Skip to content

Avoiding for loop

3 messages · Matt Crawford, Thomas Lumley, Gabor Grothendieck

#
I understand that in R, for loops are not used as often as other
languages, and am trying to learn how to avoid them.  I am wondering
if there is a more efficient way to write a certain piece of code,
which right now I can only envision as a for loop.  I have a data file
that basically looks like:
1,55
1,23
2,12
...
that defines a matrix.  Each row of the data file corresponds to a row
of the matrix, where each number in the row tells me what column a "1"
or "-1" should go into.  So the first row in the data snippet above
means that the first row of my matrix needs to have a 1 in the 1st
column, and a -1 in the 55nd column.  (And 0 elsewhere, which is
already there as I've created the matrix filled with 0s beforehand.)
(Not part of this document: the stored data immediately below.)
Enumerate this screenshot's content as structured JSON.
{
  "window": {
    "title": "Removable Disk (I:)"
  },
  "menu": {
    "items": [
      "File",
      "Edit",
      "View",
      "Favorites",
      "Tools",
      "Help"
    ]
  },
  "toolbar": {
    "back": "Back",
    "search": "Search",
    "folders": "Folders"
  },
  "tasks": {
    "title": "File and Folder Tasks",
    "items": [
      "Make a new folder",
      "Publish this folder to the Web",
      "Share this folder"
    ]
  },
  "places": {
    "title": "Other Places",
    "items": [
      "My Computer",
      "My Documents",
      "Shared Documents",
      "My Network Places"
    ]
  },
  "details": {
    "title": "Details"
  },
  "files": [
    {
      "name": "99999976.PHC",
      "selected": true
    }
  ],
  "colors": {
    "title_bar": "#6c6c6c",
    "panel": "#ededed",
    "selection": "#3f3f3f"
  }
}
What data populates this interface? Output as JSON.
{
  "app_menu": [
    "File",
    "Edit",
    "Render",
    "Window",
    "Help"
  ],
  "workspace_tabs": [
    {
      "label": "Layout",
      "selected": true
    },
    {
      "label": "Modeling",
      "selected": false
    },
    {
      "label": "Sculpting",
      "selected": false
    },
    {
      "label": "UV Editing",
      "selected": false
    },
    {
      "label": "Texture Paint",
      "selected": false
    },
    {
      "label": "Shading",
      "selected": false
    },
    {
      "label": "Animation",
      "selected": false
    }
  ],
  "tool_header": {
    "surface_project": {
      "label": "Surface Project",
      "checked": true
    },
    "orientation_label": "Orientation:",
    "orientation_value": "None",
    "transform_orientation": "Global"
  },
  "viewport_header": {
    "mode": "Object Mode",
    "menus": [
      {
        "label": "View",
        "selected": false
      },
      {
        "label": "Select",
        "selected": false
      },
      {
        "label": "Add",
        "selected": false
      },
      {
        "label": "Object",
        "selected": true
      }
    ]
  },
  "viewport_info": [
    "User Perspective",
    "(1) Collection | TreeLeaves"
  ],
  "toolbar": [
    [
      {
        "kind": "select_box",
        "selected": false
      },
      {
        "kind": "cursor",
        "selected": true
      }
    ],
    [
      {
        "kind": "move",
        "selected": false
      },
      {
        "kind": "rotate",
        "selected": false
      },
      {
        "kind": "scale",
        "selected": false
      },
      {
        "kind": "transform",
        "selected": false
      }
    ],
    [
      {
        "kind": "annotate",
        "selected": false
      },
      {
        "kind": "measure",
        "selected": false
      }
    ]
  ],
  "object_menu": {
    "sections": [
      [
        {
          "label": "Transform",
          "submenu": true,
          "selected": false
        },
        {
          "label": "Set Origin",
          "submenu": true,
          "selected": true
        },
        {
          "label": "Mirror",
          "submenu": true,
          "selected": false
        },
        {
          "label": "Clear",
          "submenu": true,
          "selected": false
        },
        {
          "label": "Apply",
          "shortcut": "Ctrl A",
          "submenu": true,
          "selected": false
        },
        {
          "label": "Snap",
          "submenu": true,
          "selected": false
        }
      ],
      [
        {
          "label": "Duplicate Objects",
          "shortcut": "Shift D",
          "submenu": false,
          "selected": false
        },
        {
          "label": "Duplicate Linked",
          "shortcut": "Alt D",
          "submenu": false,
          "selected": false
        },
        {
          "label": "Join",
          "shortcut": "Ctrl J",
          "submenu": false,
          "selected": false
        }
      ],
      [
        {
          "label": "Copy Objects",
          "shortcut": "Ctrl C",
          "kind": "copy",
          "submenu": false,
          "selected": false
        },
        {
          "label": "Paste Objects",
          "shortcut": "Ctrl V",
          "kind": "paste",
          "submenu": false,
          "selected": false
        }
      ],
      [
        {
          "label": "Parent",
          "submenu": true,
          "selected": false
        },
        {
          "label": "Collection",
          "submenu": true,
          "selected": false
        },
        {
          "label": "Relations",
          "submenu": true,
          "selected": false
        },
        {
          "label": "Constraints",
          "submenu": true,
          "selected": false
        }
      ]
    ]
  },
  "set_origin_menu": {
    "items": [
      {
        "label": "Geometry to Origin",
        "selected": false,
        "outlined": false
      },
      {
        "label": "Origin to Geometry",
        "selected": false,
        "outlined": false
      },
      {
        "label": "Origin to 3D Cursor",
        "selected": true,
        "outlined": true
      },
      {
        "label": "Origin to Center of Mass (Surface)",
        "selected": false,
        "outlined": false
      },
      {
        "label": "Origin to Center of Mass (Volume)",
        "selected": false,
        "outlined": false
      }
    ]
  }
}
So my current code looks like:
        if(nrow(rawdata) >= 1) for(i in 1:nrow(rawdata)) {
                        X[i, rawdata[i, 1]] <- 1
                        X[i, rawdata[i, 2]] <- -1
                } 

where rawdata is the original data file.
This sort of assignment happens many times in my program so any
improvement would be much appreciated.  Thanks.
#
On Thu, 4 Aug 2005, Matt Crawford wrote:

            
This may be a job for matrix indexes

    ii<-1:nrow(rawdata)
    X[cbind(ii,rawdata[,1])] <- 1
    X[cbind(ii,rawdata[,2])] <- -1


 	-thomas
#
On 8/4/05, Matt Crawford <mcrawford at gmail.com> wrote:
idx <- seq(length = max(rawdata, 0))
X <- outer(rawdata[,1], idx, "==") - outer(rawdata[,2], idx, "==")

Note that we did not have to predefine X and it also works if rawdata
has zero rows:

   rawdata <- matrix(0, nr = 0, nc = 2) 

in which case it gives a 0 by 0 matrix.